High level overview of Amazon Athena
Athena is a serverless query service to help you analyze the data stored in Amazon S3 buckets.
And to analyze this data, you’re going to use the standard SQL language to query the files.
Behind the scenes, Athena is built on the Presto engine, which uses the SQL language.
So the idea is that you are going to load data into your S3 bucket, and then you would use the Athena service to query and analyze this data in Amazon S3 without moving it.
So Athena is serverless, and it analyzes directly your data living in your S3 bucket.

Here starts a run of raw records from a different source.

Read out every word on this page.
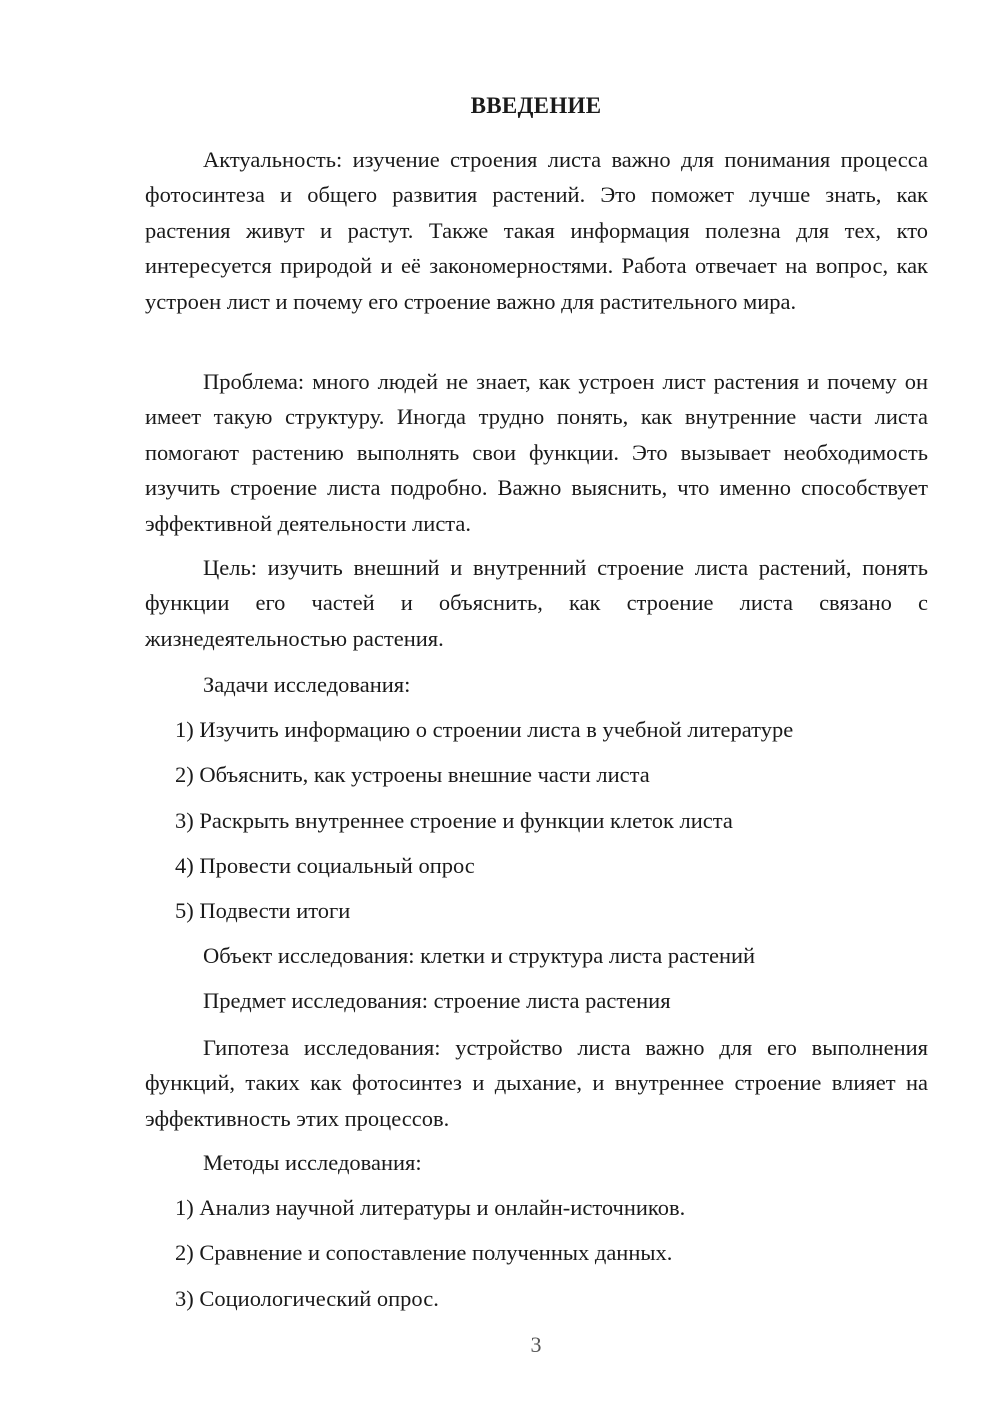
ВВЕДЕНИЕ
Актуальность: изучение строения листа важно для понимания процесса фотосинтеза и общего развития растений. Это поможет лучше знать, как растения живут и растут. Также такая информация полезна для тех, кто интересуется природой и её закономерностями. Работа отвечает на вопрос, как устроен лист и почему его строение важно для растительного мира.
Проблема: много людей не знает, как устроен лист растения и почему он имеет такую структуру. Иногда трудно понять, как внутренние части листа помогают растению выполнять свои функции. Это вызывает необходимость изучить строение листа подробно. Важно выяснить, что именно способствует эффективной деятельности листа.
Цель: изучить внешний и внутренний строение листа растений, понять функции его частей и объяснить, как строение листа связано с жизнедеятельностью растения.
Задачи исследования:
1) Изучить информацию о строении листа в учебной литературе
2) Объяснить, как устроены внешние части листа
3) Раскрыть внутреннее строение и функции клеток листа
4) Провести социальный опрос
5) Подвести итоги
Объект исследования: клетки и структура листа растений
Предмет исследования: строение листа растения
Гипотеза исследования: устройство листа важно для его выполнения функций, таких как фотосинтез и дыхание, и внутреннее строение влияет на эффективность этих процессов.
Методы исследования:
1) Анализ научной литературы и онлайн-источников.
2) Сравнение и сопоставление полученных данных.
3) Социологический опрос.
3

So it supports different formats, such as CSV, JSON, ORC, Avro, and Parquet, and possibly others.
And the pricing is very simple, you’re just going to pay a fixed amount per terabytes of data scanned.
You don’t need to provision any database again, because the whole service is serverless.

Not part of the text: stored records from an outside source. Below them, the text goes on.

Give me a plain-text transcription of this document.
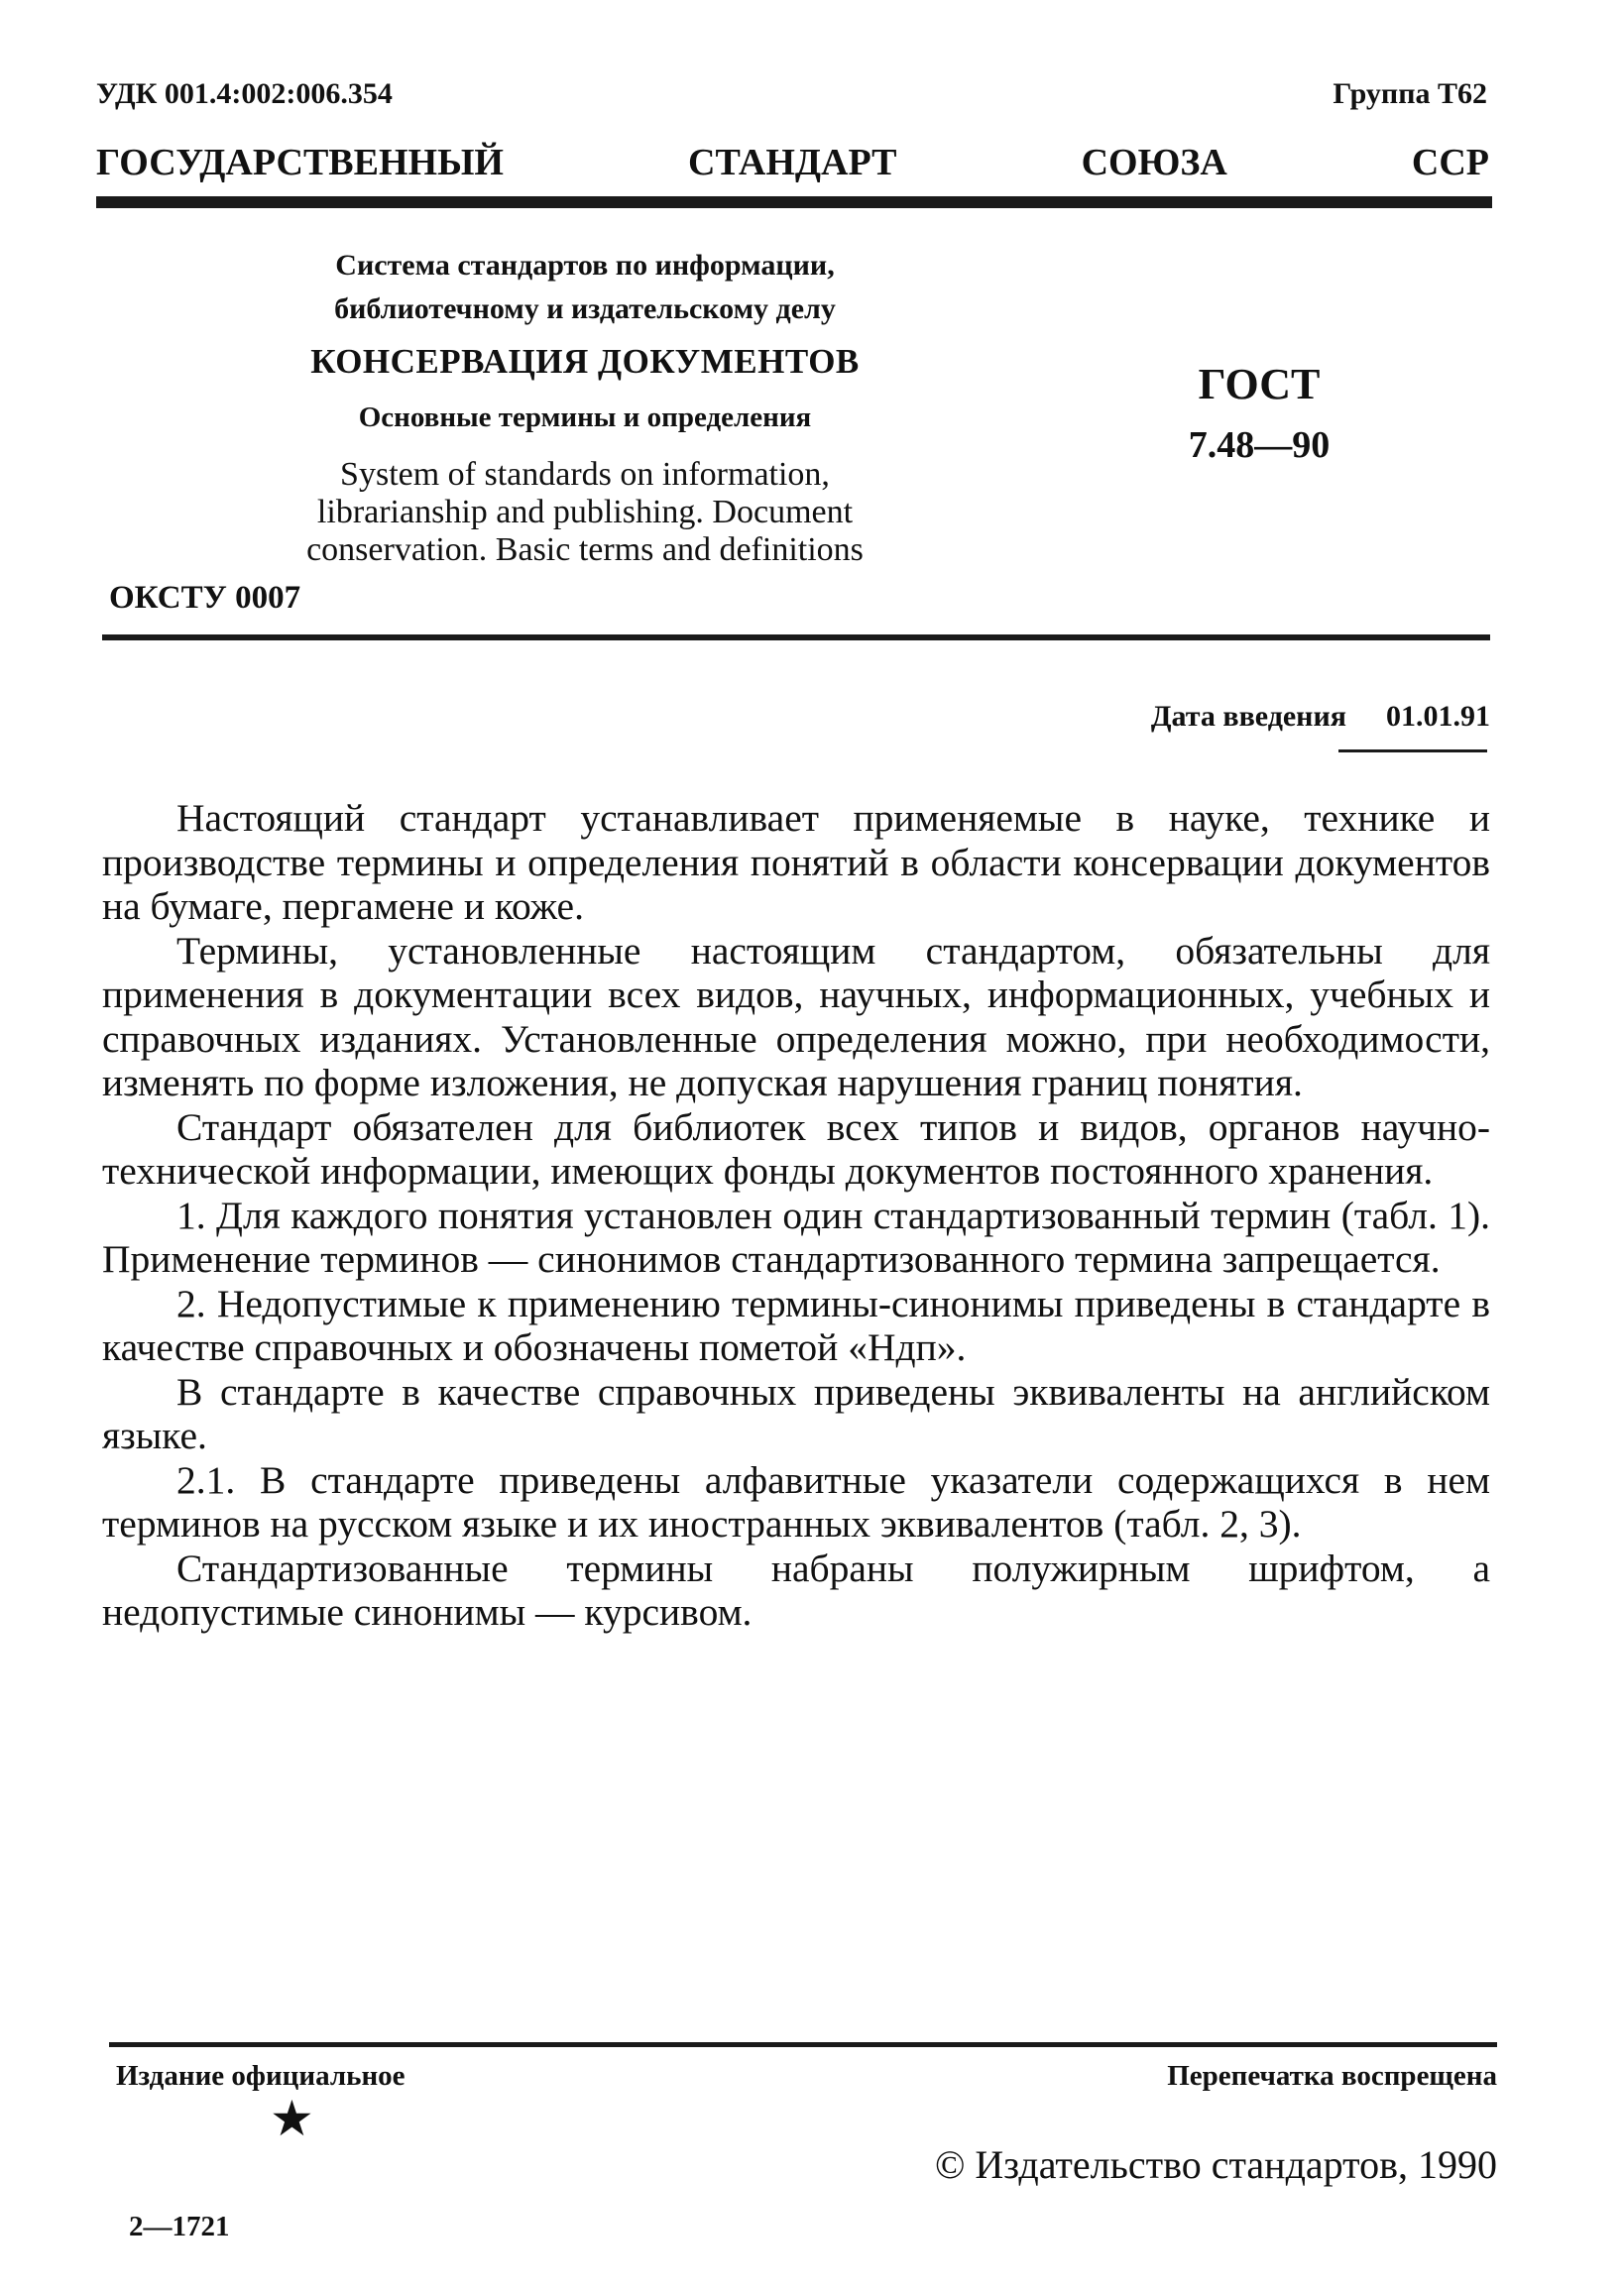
УДК 001.4:002:006.354	Группа Т62
ГОСУДАРСТВЕННЫЙ СТАНДАРТ СОЮЗА ССР
Система стандартов по информации,
библиотечному и издательскому делу
КОНСЕРВАЦИЯ ДОКУМЕНТОВ
Основные термины и определения
System of standards on information,
librarianship and publishing. Document
conservation. Basic terms and definitions
ГОСТ
7.48—90
ОКСТУ 0007
Дата введения 01.01.91

Настоящий стандарт устанавливает применяемые в науке, технике и производстве термины и определения понятий в области консервации документов на бумаге, пергамене и коже.

Термины, установленные настоящим стандартом, обязательны для применения в документации всех видов, научных, информационных, учебных и справочных изданиях. Установленные определения можно, при необходимости, изменять по форме изложения, не допуская нарушения границ понятия.

Стандарт обязателен для библиотек всех типов и видов, органов научно-технической информации, имеющих фонды документов постоянного хранения.

1. Для каждого понятия установлен один стандартизованный термин (табл. 1). Применение терминов — синонимов стандартизованного термина запрещается.

2. Недопустимые к применению термины-синонимы приведены в стандарте в качестве справочных и обозначены пометой «Ндп».

В стандарте в качестве справочных приведены эквиваленты на английском языке.

2.1. В стандарте приведены алфавитные указатели содержащихся в нем терминов на русском языке и их иностранных эквивалентов (табл. 2, 3).

Стандартизованные термины набраны полужирным шрифтом, а недопустимые синонимы — курсивом.

Издание официальное	Перепечатка воспрещена
★
© Издательство стандартов, 1990
2—1721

So Athena is commonly used with another tool, called Amazon QuickSight to create reports and dashboards.
Amazon Quicksight connects to Athena, which connects to your S3 buckets.
Now, the use cases for Amazon Athena are to do ad hoc queries, Business Intelligence, Analytics, Reporting, and to analyze and query any kind of logs that originates from your AWS services.
So it could be your VPC flow logs, your load balancer logs, your CloudTrail trails, and so on.
Because you pay for the amount of data scanned per terabyte, you need to use a type of data where you’re going to scan less data.
And for this, you can use a columnar data type for cost-savings, because you only scan the columns you need.
So therefore, the recommended formats for Amazon Athena, are going to be Apache Parquet and ORC and it’s going to give you a huge performance improvement.
And to get your files into the Apache Parquet or ORC format, you must use a service for example, Glue.
Glue can be very helpful to convert your data as an ETL job, between, for example, CSV and Parquet.
Now, also because we want to scan less data, we need to compress data for smaller retrievals.
So you know that Athena can query data in S3, but actually you can query data anywhere, for example, in relational or non-relational databases, you can query objects and custom data sources, would it be on AWS or on-premises.
How? Well, you use what’s called a Data Source Connector.
It’s a Lambda Function, and that Lambda function is going to run the Federated Queries in other services.
So that could be, for example, CloudWatch Logs, DynamoDB, RDS, and so on.
So it’s very powerful.